Voici un graphe du rapport Euro/dollar depuis 1999 :

Eurodollarecb

Euro/dollar — Wikipédia

Donc la mondialisation n’a pas, globalement, été mauvaise pour la France.

Le véritable problème fut ce qui s’est passé après 2007.

Tout le monde connaît la crise démarrée en 2007–2008. La mondialisation financière en est partiellement responsable en ayant favorisé la diffusion internationale de véhicules financiers aux risques sous-estimés - ou ignorés volontairement. Les causes ultimes sont très discutées - crise immobilière américaine, actions de l’Etat fédéral US,… .

Mais surtout : depuis 2007, la France est quasiment en stagnation pour ce qui est du PIB par tête (PPA et monnaie constante toujours). Pire encore, toute la zone Euro est en stagnation depuis dix ans…

…y compris l’Espagne et le Portugal, qui ont repris des couleurs après leurs effondrements en 2008–2012…

…en mettant de côté l’Italie et surtout la Grèce, en récession (de 10% et 25% du PIB par tête)…

…et avec une grosse exception : l’Allemagne, le seul pays de la zone Euro à avoir connu la croissance. Et des excédents commerciaux toujours plus forts, au point que cela en devient grossier.

Pour aller vite : de toute façon, l’ensemble des pays développés vont, tendanciellement, vers une diminution de leur croissance. Mais la dernière décennie a été anormalement mauvaise pour - presque - toute la zone Euro. Pour les pays qui avaient une industrie fortement exportatrice comme la France et l’Italie, l’Euro cher a pesé négativement sur leur compétitivité - je ne dis évidemment pas que c’est leur seul problème.

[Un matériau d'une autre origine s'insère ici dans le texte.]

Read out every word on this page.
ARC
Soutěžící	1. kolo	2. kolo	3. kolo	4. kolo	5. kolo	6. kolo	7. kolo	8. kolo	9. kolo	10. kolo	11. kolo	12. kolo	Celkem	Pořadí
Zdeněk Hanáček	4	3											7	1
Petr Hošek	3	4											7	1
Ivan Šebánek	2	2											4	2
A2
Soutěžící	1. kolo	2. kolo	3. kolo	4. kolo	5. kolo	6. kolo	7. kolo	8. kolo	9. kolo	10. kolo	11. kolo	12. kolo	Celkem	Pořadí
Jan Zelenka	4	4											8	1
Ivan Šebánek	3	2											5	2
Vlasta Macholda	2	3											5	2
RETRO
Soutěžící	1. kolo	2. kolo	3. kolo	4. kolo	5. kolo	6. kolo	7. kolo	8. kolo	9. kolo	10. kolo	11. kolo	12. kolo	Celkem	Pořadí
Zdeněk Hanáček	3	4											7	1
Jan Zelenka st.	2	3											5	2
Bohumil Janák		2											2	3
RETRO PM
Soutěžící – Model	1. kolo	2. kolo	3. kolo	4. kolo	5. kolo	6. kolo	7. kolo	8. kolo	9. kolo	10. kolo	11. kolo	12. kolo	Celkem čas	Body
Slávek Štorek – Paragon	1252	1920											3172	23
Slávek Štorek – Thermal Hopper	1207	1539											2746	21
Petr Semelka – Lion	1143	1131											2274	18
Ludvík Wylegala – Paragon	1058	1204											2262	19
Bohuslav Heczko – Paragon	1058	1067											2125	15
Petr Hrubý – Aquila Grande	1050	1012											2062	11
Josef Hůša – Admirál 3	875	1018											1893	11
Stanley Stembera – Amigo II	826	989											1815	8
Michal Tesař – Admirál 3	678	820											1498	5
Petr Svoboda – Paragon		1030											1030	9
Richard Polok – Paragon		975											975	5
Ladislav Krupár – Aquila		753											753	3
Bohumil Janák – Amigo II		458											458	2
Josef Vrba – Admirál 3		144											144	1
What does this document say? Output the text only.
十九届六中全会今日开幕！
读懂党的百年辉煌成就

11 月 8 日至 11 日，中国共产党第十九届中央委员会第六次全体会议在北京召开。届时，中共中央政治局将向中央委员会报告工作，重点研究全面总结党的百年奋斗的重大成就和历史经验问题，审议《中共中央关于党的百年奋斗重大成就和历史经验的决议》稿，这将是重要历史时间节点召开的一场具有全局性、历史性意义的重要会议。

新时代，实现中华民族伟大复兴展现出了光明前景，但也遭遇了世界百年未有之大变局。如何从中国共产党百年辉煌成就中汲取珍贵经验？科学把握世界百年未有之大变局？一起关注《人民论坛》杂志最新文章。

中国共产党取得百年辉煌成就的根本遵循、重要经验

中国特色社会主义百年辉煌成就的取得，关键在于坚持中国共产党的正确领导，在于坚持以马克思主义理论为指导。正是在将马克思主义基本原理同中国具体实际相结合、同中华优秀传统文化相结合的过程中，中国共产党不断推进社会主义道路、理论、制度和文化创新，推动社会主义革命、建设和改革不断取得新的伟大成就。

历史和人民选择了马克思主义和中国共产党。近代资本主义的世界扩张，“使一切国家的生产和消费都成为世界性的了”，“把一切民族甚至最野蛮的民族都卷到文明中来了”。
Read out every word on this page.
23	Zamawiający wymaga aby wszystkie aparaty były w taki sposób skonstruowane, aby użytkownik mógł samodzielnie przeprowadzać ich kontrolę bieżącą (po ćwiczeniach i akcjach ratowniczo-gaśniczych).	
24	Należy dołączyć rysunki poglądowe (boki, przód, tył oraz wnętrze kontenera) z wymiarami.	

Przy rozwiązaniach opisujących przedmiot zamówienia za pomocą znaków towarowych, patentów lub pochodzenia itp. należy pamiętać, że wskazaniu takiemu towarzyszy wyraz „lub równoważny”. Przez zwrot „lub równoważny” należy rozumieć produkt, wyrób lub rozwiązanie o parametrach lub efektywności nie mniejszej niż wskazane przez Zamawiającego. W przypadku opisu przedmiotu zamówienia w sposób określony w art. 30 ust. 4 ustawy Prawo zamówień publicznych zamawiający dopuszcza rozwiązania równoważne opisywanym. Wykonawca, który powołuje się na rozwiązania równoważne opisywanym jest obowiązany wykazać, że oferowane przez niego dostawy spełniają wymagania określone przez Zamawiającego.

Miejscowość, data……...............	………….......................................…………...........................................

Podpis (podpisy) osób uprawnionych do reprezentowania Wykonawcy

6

Pour l’Allemagne, l’Euro a été largement un gain.

Parce que :

  • 1) son industrie est située davantage sur le haut de gamme, et souffre moins de la cherté de l’Euro pour exporter dans le reste du monde;
  • 2) l’Allemagne a directement à sa frontière orientale des pays d’Europe centrale qui, depuis 1989, mettent à disposition une main d’oeuvre efficace et moins chère que celle d’Europe occidentale, ce qui a permis à l’industrie allemande de diminuer une partie de ses coûts par les délocalisations - plus que les autres industries ouest-européennes -, ce qui compense la hausse des coûts à l’export que l’Euro pourrait induire sur l’industrie hors haut de gamme;

A lire : La Pologne, terre d'accueil des délocalisations

  • 3) les pays d’Europe centrale, et surtout la Pologne, qui ont connu de fortes croissances (la Pologne a quasiment triplé son PIB par tête en 25 ans), sont des clients évidents pour les biens de consommation allemands, plus que pour ceux français ou italiens;
  • 4) l’Allemagne peut exporter en France, Italie, Espagne… sans que ses productions soient renchéries par une baisse du Franc ou de la Lire en Marks, ce qui se serait passé avant l’Euro ou même le Système Monétaire Européen (1979–1993).

En bref : par sa géographie et par les spécialisations de son industrie, l’Allemagne est largement favorisée et donc gagnante dans l’Eurozone. Et ses avantages ne sont pas transposables, même à moyen terme, aux autres pays. Et vu que la croissance globale de la zone Euro est basse depuis 2007, on est quasiment dans un jeu à somme nulle : ce que l’Allemagne a gagné, les autres l’ont perdu.

Donc la réalité est que la France (ainsi que l’Italie) n’est pas perdante de la mondialisation, mais de l’Euro.